EKBIS.CO, JAKARTA -- The merger of Gojek and Tokopedia to form GoTo did not violate business competition, according to Vice Chairman of the Indonesia Competition Commission (KPPU) Guntur Syahputra Saragih.
"The decision was taken after the KPPU conducted a through assessment of the aspects arising from the merger," KPPU Vice Chairman Guntur Syahputra Saragih noted in a press release statement, Tuesday (30/3/2022).
Saragih remarked that certain industries or businesses when merged could cause market concentration. However, Gojek and Tokopedia, which are technology companies and focus on digital services, have a multiset market, so they do not create market concentration.
"In essence, the GoTo merger has no significant impact," Saragih emphasized.
In line with that, Director of Mergers and Acquisitions KPPU Aru Armando confirmed to several impact analyzes related to the Gojek-Tokopedia merger being conducted by the assessment commission team and the secretariat, including the impact of barriers on market entry, the effect of anti-competition, and the impact on unilateral conduct.
"The conclusion that can be drawn is that there are no significant indications related to the potential for unfair business competition," said Armando.
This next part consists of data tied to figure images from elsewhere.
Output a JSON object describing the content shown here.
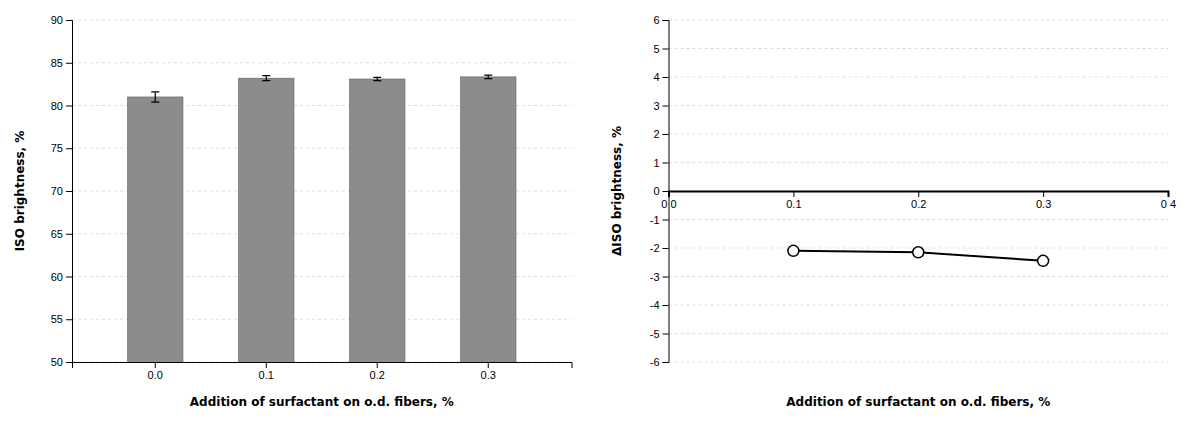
{
  "chart_data": [
    {
      "type": "bar",
      "categories": [
        "0.0",
        "0.1",
        "0.2",
        "0.3"
      ],
      "values": [
        81.0,
        83.2,
        83.1,
        83.35
      ],
      "errors": [
        0.6,
        0.3,
        0.2,
        0.2
      ],
      "color": "#8c8c8c",
      "xlabel": "Addition  of surfactant on o.d. fibers, %",
      "ylabel": "ISO brightness, %",
      "ylim": [
        50,
        90
      ],
      "yticks": [
        50,
        55,
        60,
        65,
        70,
        75,
        80,
        85,
        90
      ],
      "grid": true
    },
    {
      "type": "line",
      "x": [
        0.1,
        0.2,
        0.3
      ],
      "values": [
        -2.1,
        -2.15,
        -2.45
      ],
      "color": "#000000",
      "marker": "circle",
      "xlabel": "Addition  of surfactant on o.d. fibers, %",
      "ylabel": "ΔISO brightness, %",
      "xlim": [
        0,
        0.4
      ],
      "xticks": [
        {
          "value": 0.0,
          "label": "0 0"
        },
        0.1,
        0.2,
        0.3,
        {
          "value": 0.4,
          "label": "0 4"
        }
      ],
      "ylim": [
        -6,
        6
      ],
      "yticks": [
        -6,
        -5,
        -4,
        -3,
        -2,
        -1,
        0,
        1,
        2,
        3,
        4,
        5,
        6
      ],
      "grid": true
    }
  ]
}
Hence, the KPPU approved the merger or acquisition of shares, as there was no monopolistic practice or unfair competition in the takeover of shares by the company. Gojek had earlier made a merger notification regarding Tokopedia to the KPPU on August 9, 2021. This was done in compliance with KPPU's provisions, wherein for every merger and acquisition transaction that meets certain criteria, the KPPU must be notified after the transaction is effective.